The most influential parameters for most of the tasks are top-p and the temperature. Modifying ( top-p) will control how much creativity is permitted, whereas randomness in the output is controlled via the (temperature) parameter. A straightforward observation is that lower values produce safer output, which is actually not entirely correct, but good enough as a generic rule of thumb.

These parameters reflect the two steps approach to select the next word in sequence. First a probability distribution for all tokens in the vocabulary is computed, then the probabilities are exagerated with respect to the the temperature. Finally, top-p is used to select the top candidates. Then the next word is chosen by choosing randomly from these.

Temperature

The AI model generates a probability distribution over the vocabulary for each token in the sequence. The temperature parameter is used to adjust this distribution before sampling the next token. Here's how it works:

Higher temperature (e.g., 0.8): The probability distribution becomes "flatter," meaning that the differences between the probabilities of various tokens are reduced. This leads to more randomness in the selection, and the model is more likely to choose less probable tokens. As a result, the generated text tends to be more creative, and potentially coherent. Lower temperature (e.g., 0.2): The probability distribution becomes "sharper," meaning that the differences between the probabilities of various tokens are increased. This makes the model more likely to choose the most probable tokens. The generated text is more focused, conservative, and coherent, but it may lack creativity.

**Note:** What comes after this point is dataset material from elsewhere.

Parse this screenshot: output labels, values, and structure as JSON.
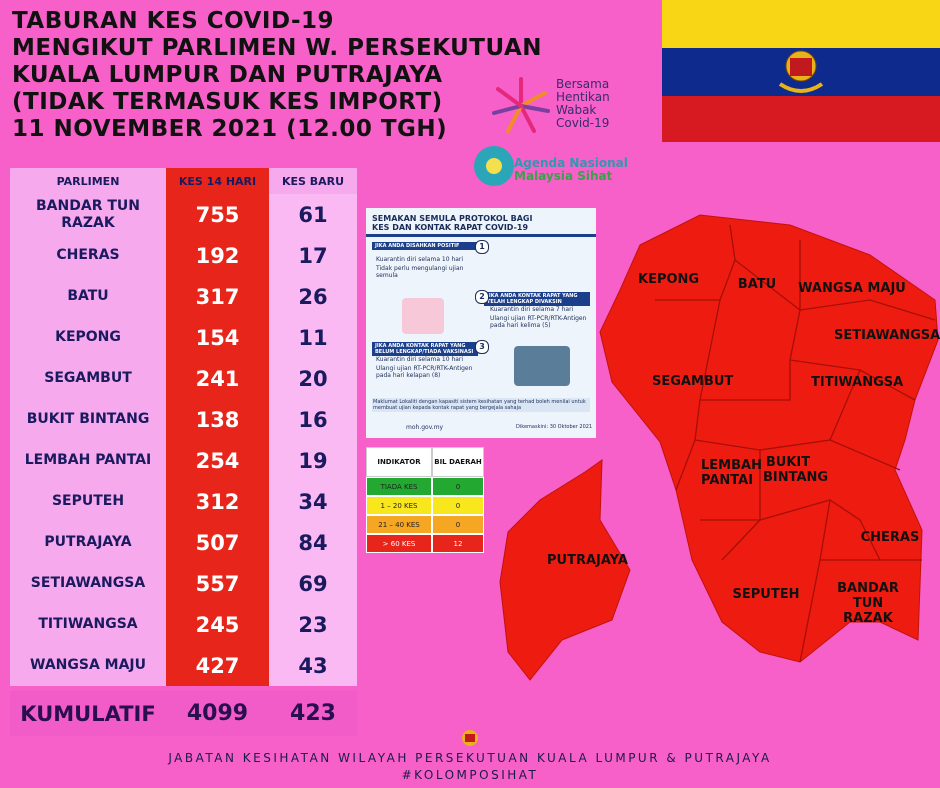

In summary, the temperature parameter adjusts the balance between exploration (creativity and diversity) and exploitation (consistency and coherence) in the text generation mechanism, by modifying the probability distribution used for sampling the next token in the sequence.

Top-p

A more detailed explanation of the top-p sampling (nucleus sampling) technique is detailed here. The probabilities for all tokens in the large language model vocabulary are computed. The the tokens are sorted in descending order based on their probabilities, so the token with the highest probability comes first, followed by the second most probable token, and so on. Then the cumulative probability is computed by picking one token at a time starting with the token with the highest probability is the sort. When we pass the value of top-p the tokens included form the nucleus from which we finally sample. For example, if p = 0.9, the nucleus will include tokens whose combined probability accounts for 90% probability. Then the next token in the generated sequence is randomly sampled from those include in the nucleus, with the probability of each token in the nucleus still being proportional to its original probability value. The top-p sampling ensures that only tokens within the nucleus have a chance of being selected.